About the Refuge

Landscape view of Mora River through refuge canyon / R. Larranaga, USFWS

The Mora River flows through the center of the 4,224-acre refuge situated in the transition zone between the Great Plains and Southern Rocky mountains in northeastern New Mexico.


Formerly the Wind River Ranch, the refuge and conservation area are a continuation of the vision of philanthropist Eugene V. Thaw and his wife Clare E. Thaw who bought the Ranch in 1980 with the intent of protecting and restoring the land as a representative piece of southwestern ecological heritage. To that end, the U.S. Fish and Wildlife Service is working to facilitate partnerships to provide protection and cooperative management within the Mora River watershed, the Rio Mora Conservation Area.
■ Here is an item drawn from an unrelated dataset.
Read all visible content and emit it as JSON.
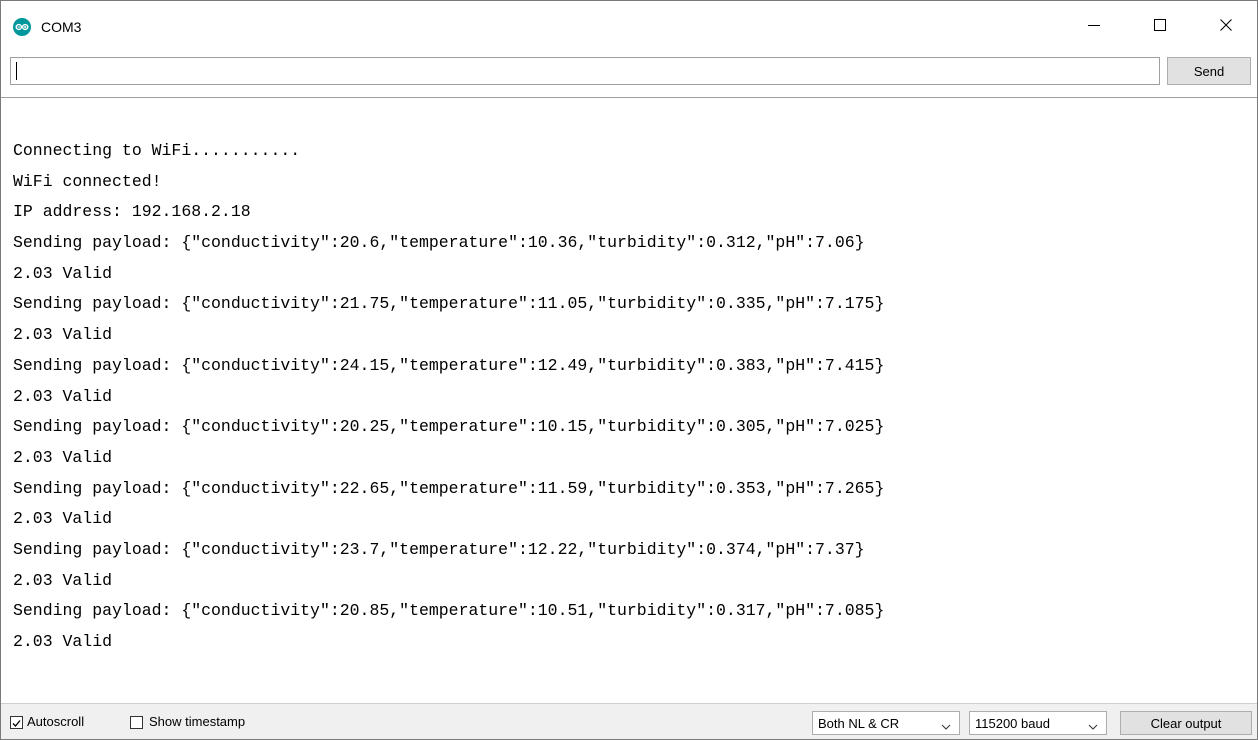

Inclusion of this important ranch and conservation area into the refuge system, coupled with the newly established Sangre de Cristo Conservation Area in Colorado, creates a wildlife corridor that will ensure protection and restoration of the Mora River watershed and one of the great prairie grassland landscapes of North America. It will benefit many grassland and woodland species, including the southwestern willow flycatcher.

The Rio Mora National Wildlife Refuge offers wildlife-dependent recreational opportunities, including wildlife watching and photography, and seasonal hunting when announced. The refuge will also serve to demonstrate methods for management, protection, and restoration of the wildlife and natural resources within the Mora River watershed.

The Rio Mora National Wildlife Refuge was established in 2012 and is part of the National Wildlife Refuge System, a national network of lands and waters set aside for the benefit of wildlife, habitat, and you.